Time: May 30(Mon.), 9:00 – 10:30 am (Beijing Time)
Title: Competition Network: Distress Spillovers and Predictable Industry Returns
About the Speaker:
Winston (Wei) Dou is an assistant professor of finance at Wharton and a faculty research fellow at the National Bureau of Economic Research (NBER). Previously, he studied financial economics at MIT. He also received another doctoral degree in statistics from Yale University. His research focus lies at the intersection of finance, macroeconomics, industrial organization, and econometrics. His articles have appeared in Econometrica, Journal of Finance, Review of Financial Studies, Journal of Financial Economics, Management Science, Annals of Statistics, and Journal of American Statistical Association.
Abstract:
We build a competition network of industries — two industries are connected if they share at least one multi-industry firm that competes as a major player in both.
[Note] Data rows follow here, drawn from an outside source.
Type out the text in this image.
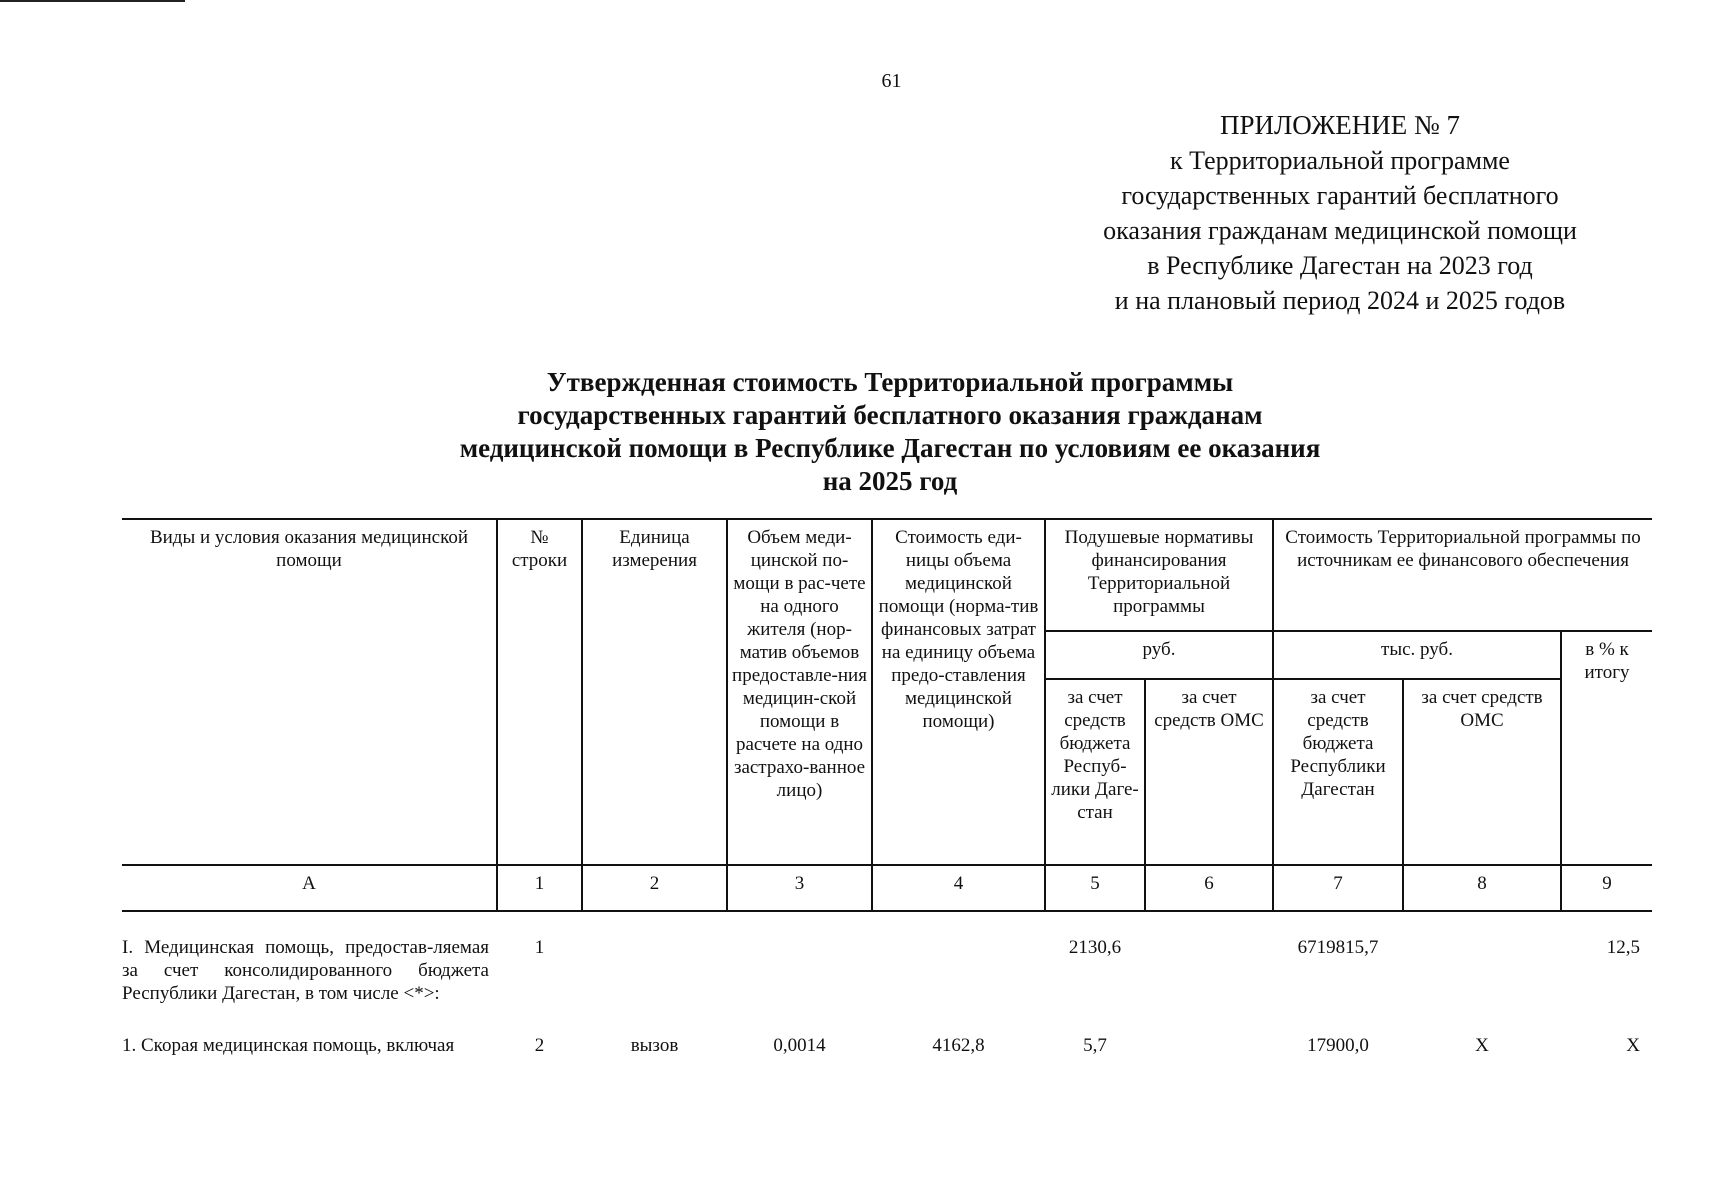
61
ПРИЛОЖЕНИЕ № 7
к Территориальной программе
государственных гарантий бесплатного
оказания гражданам медицинской помощи
в Республике Дагестан на 2023 год
и на плановый период 2024 и 2025 годов
Утвержденная стоимость Территориальной программы
государственных гарантий бесплатного оказания гражданам
медицинской помощи в Республике Дагестан по условиям ее оказания
на 2025 год
Виды и условия оказания медицинской помощи	№ строки	Единица измерения	Объем меди-цинской по-мощи в рас-чете на одного жителя (нор-матив объемов предоставле-ния медицин-ской помощи в расчете на одно застрахо-ванное лицо)	Стоимость еди-ницы объема медицинской помощи (норма-тив финансовых затрат на единицу объема предо-ставления медицинской помощи)	Подушевые нормативы финансирования Территориальной программы		Стоимость Территориальной программы по источникам ее финансового обеспечения		
					руб.		тыс. руб.		в % к итогу
					за счет средств бюджета Респуб-лики Даге-стан	за счет средств ОМС	за счет средств бюджета Республики Дагестан	за счет средств ОМС	
А	1	2	3	4	5	6	7	8	9

I. Медицинская помощь, предостав-ляемая за счет консолидированного бюджета Республики Дагестан, в том числе <*>:	1				2130,6		6719815,7		12,5
1. Скорая медицинская помощь, включая	2	вызов	0,0014	4162,8	5,7		17900,0	X	X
Exploiting quasi-experiments induced by the local-natural-disaster occurrences, Lehman failure, and American-Jobs-Creation-Act passage, we find that firms hit by adverse (positive) distress shocks decrease (increase) profit margins, and in response, their“untreated” industry peers, driven by intensified (eased) competition, also cut (raise) profit margins and become more (less) distressed. Further, distress shocks and the resulting changes in competition intensity can propagate to other industries through common major players. Such cross-industry spillovers, with investors’ learning frictions, rationalize industry return predictability through the competition-network links.